光琳の描く文様は、色合い共にどれもモダンですね♪

光琳の過ごした居室の縁側からは玄関を確認することができます。
光琳はここで訪問者を確認し、もしやすると訪問客によっては居留守を使ったり…
といったことがあったのかもしれません。

同じく居室横の縁側から続く、この梯子のような急な階段。
2階にある光琳のアトリエへと繋がっています。
光琳はこのアトリエで、二大傑作である国宝の「燕子花図屏風」、「紅白梅図屏風」を描いたといわれています。

そもそも光琳屋敷は平屋建ての予定でした。
アトリエを2階へ移動したのは、どうしてもお茶室を居室隣に設置したかったからのようです。
手前が居室、写真奥に見えているのがお茶室です!

こちらは台所。
大きな屋敷らしく、かまどがいくつも並んでいます!

台所は非常に天井が高く建築されていました。
復元された昭和60年ごろでなければ、手に入らないような立派な木材ばかりが使用されています。

こちらはモダンなスタイルのはめ込み式の箪笥です。
光琳枝梅のモダンなデザインに加え、収納家具をはめこみ式にするというアイディアは、当時にすると画期的なものだったろうと思われます!

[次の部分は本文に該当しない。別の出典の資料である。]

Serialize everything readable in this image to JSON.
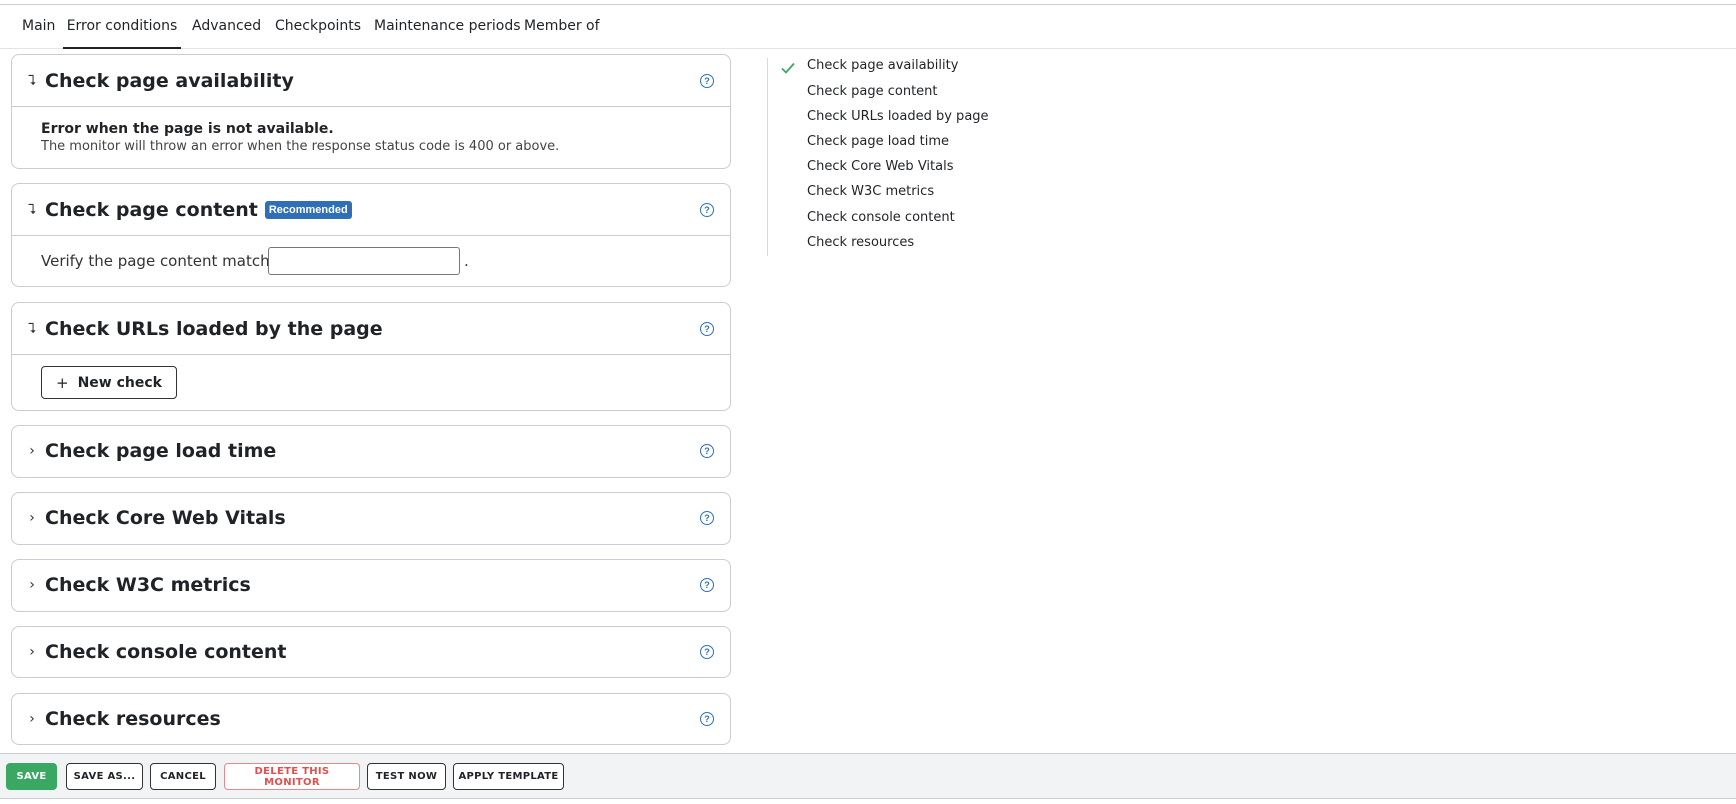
{
  "tabs": [
    {
      "label": "Main"
    },
    {
      "label": "Error conditions",
      "active": true
    },
    {
      "label": "Advanced"
    },
    {
      "label": "Checkpoints"
    },
    {
      "label": "Maintenance periods"
    },
    {
      "label": "Member of"
    }
  ],
  "panels": {
    "availability": {
      "title": "Check page availability",
      "expanded": true,
      "error_title": "Error when the page is not available.",
      "error_desc": "The monitor will throw an error when the response status code is 400 or above."
    },
    "content": {
      "title": "Check page content",
      "badge": "Recommended",
      "expanded": true,
      "verify_label": "Verify the page content matches",
      "verify_value": "",
      "verify_suffix": "."
    },
    "urls": {
      "title": "Check URLs loaded by the page",
      "expanded": true,
      "new_check_label": "New check"
    },
    "load_time": {
      "title": "Check page load time",
      "expanded": false
    },
    "web_vitals": {
      "title": "Check Core Web Vitals",
      "expanded": false
    },
    "w3c": {
      "title": "Check W3C metrics",
      "expanded": false
    },
    "console": {
      "title": "Check console content",
      "expanded": false
    },
    "resources": {
      "title": "Check resources",
      "expanded": false
    }
  },
  "sidenav": {
    "items": [
      {
        "label": "Check page availability",
        "checked": true
      },
      {
        "label": "Check page content",
        "checked": false
      },
      {
        "label": "Check URLs loaded by page",
        "checked": false
      },
      {
        "label": "Check page load time",
        "checked": false
      },
      {
        "label": "Check Core Web Vitals",
        "checked": false
      },
      {
        "label": "Check W3C metrics",
        "checked": false
      },
      {
        "label": "Check console content",
        "checked": false
      },
      {
        "label": "Check resources",
        "checked": false
      }
    ]
  },
  "footer": {
    "save": "SAVE",
    "save_as": "SAVE AS...",
    "cancel": "CANCEL",
    "delete": "DELETE THIS MONITOR",
    "test_now": "TEST NOW",
    "apply_template": "APPLY TEMPLATE"
  },
  "icons": {
    "expanded": "collapse-toggle-icon",
    "collapsed": "chevron-right-icon",
    "help": "help-circle-icon",
    "check": "check-icon",
    "plus": "plus-icon"
  },
  "colors": {
    "accent": "#2f6fb8",
    "save": "#3aa862",
    "danger": "#e05050",
    "check": "#3aa862"
  }
}
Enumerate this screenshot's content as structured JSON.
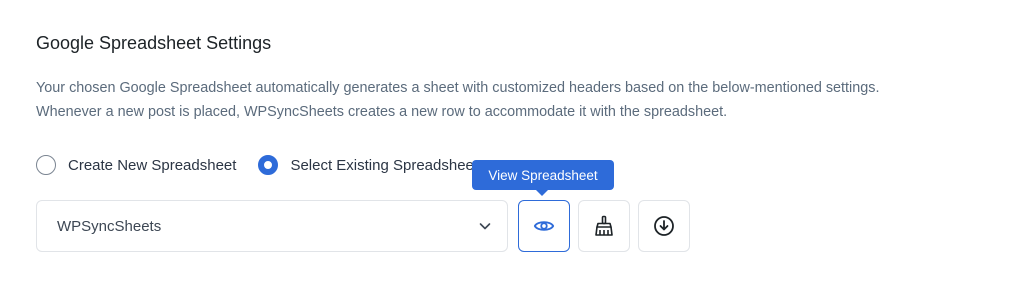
{
  "section": {
    "title": "Google Spreadsheet Settings",
    "description_line1": "Your chosen Google Spreadsheet automatically generates a sheet with customized headers based on the below-mentioned settings.",
    "description_line2": "Whenever a new post is placed, WPSyncSheets creates a new row to accommodate it with the spreadsheet."
  },
  "options": {
    "create_label": "Create New Spreadsheet",
    "select_label": "Select Existing Spreadsheet",
    "selected": "select"
  },
  "spreadsheet_select": {
    "value": "WPSyncSheets",
    "icon": "chevron-down-icon"
  },
  "actions": {
    "view": {
      "icon": "eye-icon",
      "tooltip": "View Spreadsheet"
    },
    "clear": {
      "icon": "broom-icon"
    },
    "download": {
      "icon": "download-icon"
    }
  },
  "colors": {
    "accent": "#2e6bd9",
    "text": "#1d2327",
    "muted": "#5b6b7c",
    "border": "#e1e4e8"
  }
}
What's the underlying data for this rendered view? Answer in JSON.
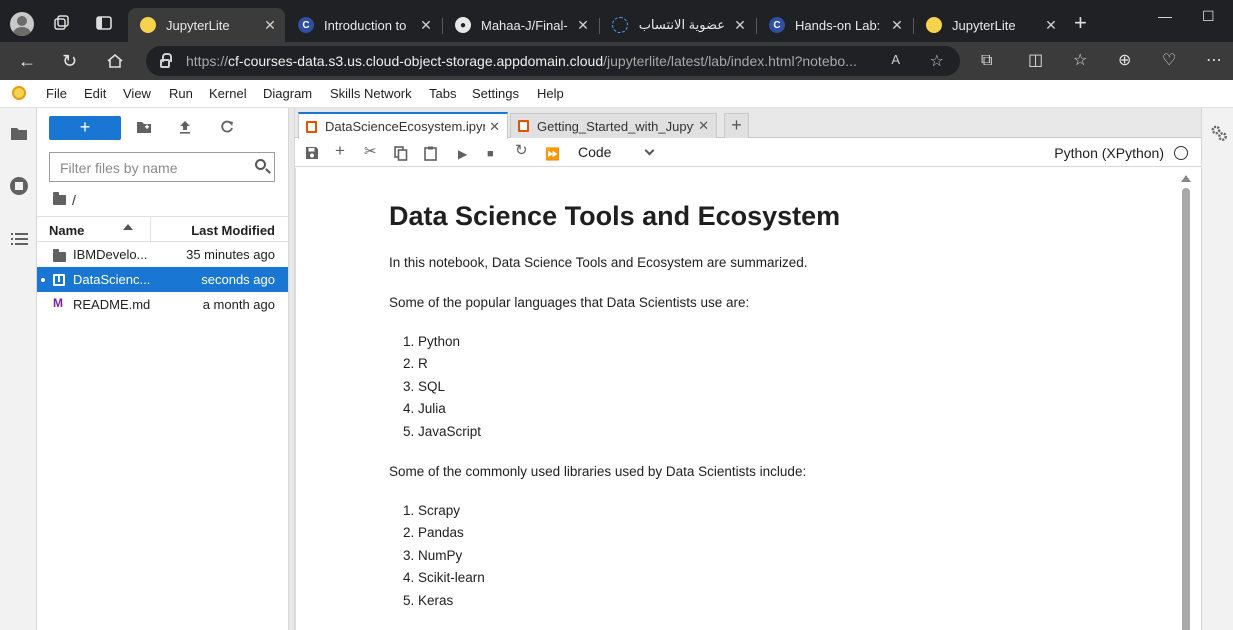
{
  "browser": {
    "tabs": [
      {
        "title": "JupyterLite",
        "favicon": "jupyterlite-icon",
        "active": true
      },
      {
        "title": "Introduction to D",
        "favicon": "coursera-icon",
        "active": false
      },
      {
        "title": "Mahaa-J/Final-A",
        "favicon": "github-icon",
        "active": false
      },
      {
        "title": "عضوية الانتساب (",
        "favicon": "arabic-site-icon",
        "active": false
      },
      {
        "title": "Hands-on Lab: U",
        "favicon": "coursera-icon",
        "active": false
      },
      {
        "title": "JupyterLite",
        "favicon": "jupyterlite-icon",
        "active": false
      }
    ],
    "url": {
      "scheme": "https://",
      "host": "cf-courses-data.s3.us.cloud-object-storage.appdomain.cloud",
      "path": "/jupyterlite/latest/lab/index.html?notebo..."
    },
    "colors": {
      "tabstrip": "#202124",
      "toolbar": "#3b3b3b"
    }
  },
  "menu": {
    "items": [
      "File",
      "Edit",
      "View",
      "Run",
      "Kernel",
      "Diagram",
      "Skills Network",
      "Tabs",
      "Settings",
      "Help"
    ]
  },
  "filebrowser": {
    "new_label": "+",
    "filter_placeholder": "Filter files by name",
    "breadcrumb": "/",
    "columns": {
      "name": "Name",
      "modified": "Last Modified"
    },
    "files": [
      {
        "name": "IBMDevelo...",
        "modified": "35 minutes ago",
        "type": "folder",
        "selected": false
      },
      {
        "name": "DataScienc...",
        "modified": "seconds ago",
        "type": "notebook",
        "selected": true
      },
      {
        "name": "README.md",
        "modified": "a month ago",
        "type": "markdown",
        "selected": false
      }
    ]
  },
  "doctabs": [
    {
      "title": "DataScienceEcosystem.ipynb",
      "active": true
    },
    {
      "title": "Getting_Started_with_Jupyter",
      "active": false
    }
  ],
  "toolbar": {
    "cell_type": "Code",
    "kernel": "Python (XPython)"
  },
  "notebook": {
    "title": "Data Science Tools and Ecosystem",
    "intro": "In this notebook, Data Science Tools and Ecosystem are summarized.",
    "languages_heading": "Some of the popular languages that Data Scientists use are:",
    "languages": [
      "1. Python",
      "2. R",
      "3. SQL",
      "4. Julia",
      "5. JavaScript"
    ],
    "libraries_heading": "Some of the commonly used libraries used by Data Scientists include:",
    "libraries": [
      "1. Scrapy",
      "2. Pandas",
      "3. NumPy",
      "4. Scikit-learn",
      "5. Keras"
    ]
  },
  "accent_color": "#1976d2"
}
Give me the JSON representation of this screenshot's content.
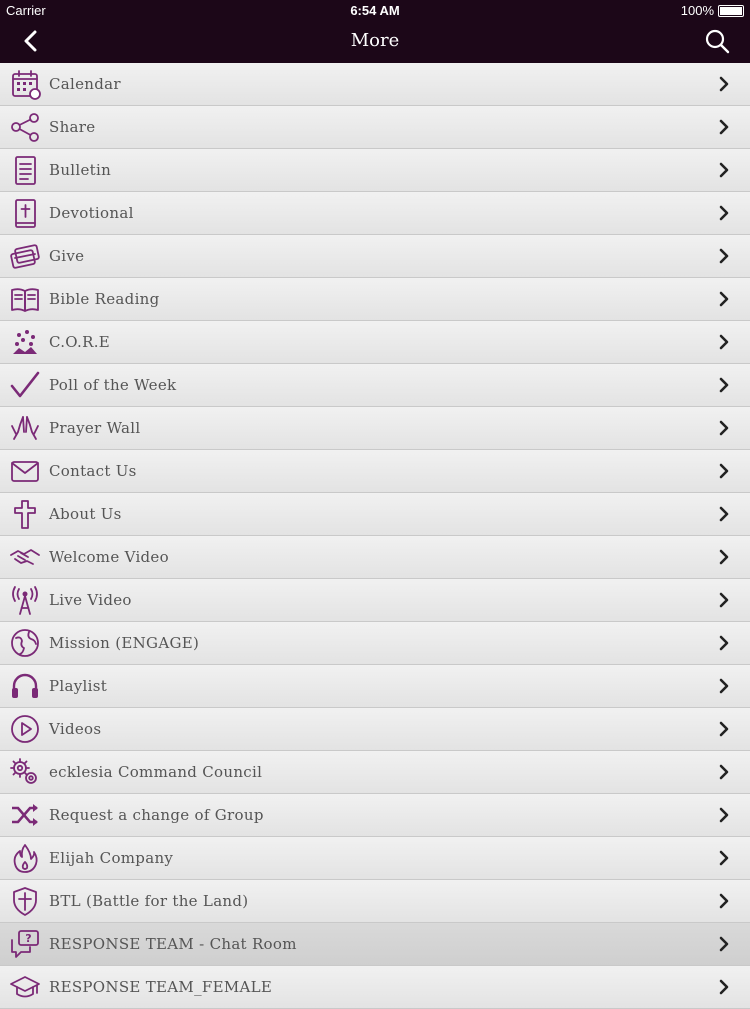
{
  "status": {
    "carrier": "Carrier",
    "time": "6:54 AM",
    "battery": "100%"
  },
  "nav": {
    "title": "More"
  },
  "theme": {
    "bar": "#1c0718",
    "accent": "#7b2a77"
  },
  "items": [
    {
      "label": "Calendar",
      "icon": "calendar-icon"
    },
    {
      "label": "Share",
      "icon": "share-icon"
    },
    {
      "label": "Bulletin",
      "icon": "document-icon"
    },
    {
      "label": "Devotional",
      "icon": "bible-icon"
    },
    {
      "label": "Give",
      "icon": "cards-icon"
    },
    {
      "label": "Bible Reading",
      "icon": "open-book-icon"
    },
    {
      "label": "C.O.R.E",
      "icon": "core-icon"
    },
    {
      "label": "Poll of the Week",
      "icon": "checkmark-icon"
    },
    {
      "label": "Prayer Wall",
      "icon": "praying-hands-icon"
    },
    {
      "label": "Contact Us",
      "icon": "envelope-icon"
    },
    {
      "label": "About Us",
      "icon": "cross-icon"
    },
    {
      "label": "Welcome Video",
      "icon": "handshake-icon"
    },
    {
      "label": "Live Video",
      "icon": "broadcast-tower-icon"
    },
    {
      "label": "Mission (ENGAGE)",
      "icon": "globe-icon"
    },
    {
      "label": "Playlist",
      "icon": "headphones-icon"
    },
    {
      "label": "Videos",
      "icon": "play-circle-icon"
    },
    {
      "label": "ecklesia Command Council",
      "icon": "gears-icon"
    },
    {
      "label": "Request a change of Group",
      "icon": "shuffle-icon"
    },
    {
      "label": "Elijah Company",
      "icon": "flame-icon"
    },
    {
      "label": "BTL  (Battle for the Land)",
      "icon": "shield-icon"
    },
    {
      "label": "RESPONSE TEAM - Chat Room",
      "icon": "chat-icon"
    },
    {
      "label": "RESPONSE TEAM_FEMALE",
      "icon": "graduation-cap-icon"
    }
  ]
}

さて、光琳がこだわりにこだわったというお茶室に移動してきました。
正式なお茶室らしく天井は3種類の天井で組み合わされていました。

明かり取りも大きく設けられ、室内には太陽の光がふんだんに入り込みます。
床の間にも明り取りが設けられ、珍しい意匠でした。
にじり口も本来であれば下座に設けられるべきところを中央に位置しています!

実は、このにじり口から玄関の方を覗き込むと、ちょうど始めにご案内した下座の床の間を伺うことができるのです!
上榁さんの推測のお話、とのことでしたが、このお茶室で過ごすことが多かった光琳は、玄関から入ってくるお客さんの様子をここから見ていたのでは…とのこと。
床の間に光琳は自身の作品を飾り、何も知らずに入ってきたお客さんの、作品への第一印象を伺っていたのではとのことです…!
お茶室は、屋敷の中でも特に自然に溶け込んでしまうような、それでいて背筋の伸びるような尊い空間でした。

所変わって、お待ちかねのランチタイムです♪
今回は全室から熱海を一望できるという「リゾーピア熱海」で海鮮丼を楽しんでいただきました!

新鮮な海の幸をおなかいっぱいにいただきます!
ゆっくりお食事を楽しんでいただいたあとには、再びMOA美術館に戻り、自由鑑賞です!

午後は比較的混雑も落ち着き、思う存分に鑑賞を楽しんでいただくことができました。
光琳屋敷すぐ横にあるお茶室でお抹茶も楽しんでいただき、そこにある自然光下の貴重な作品を鑑賞することができたのも、みなさんよい経験となったようです♪

今日1日バスの運転を務めてくださった沢路(さわじ)さん、安全運転を徹底いただき、ありがとうございました!
雨降りの中、たくさんご配慮をいただき感謝しています。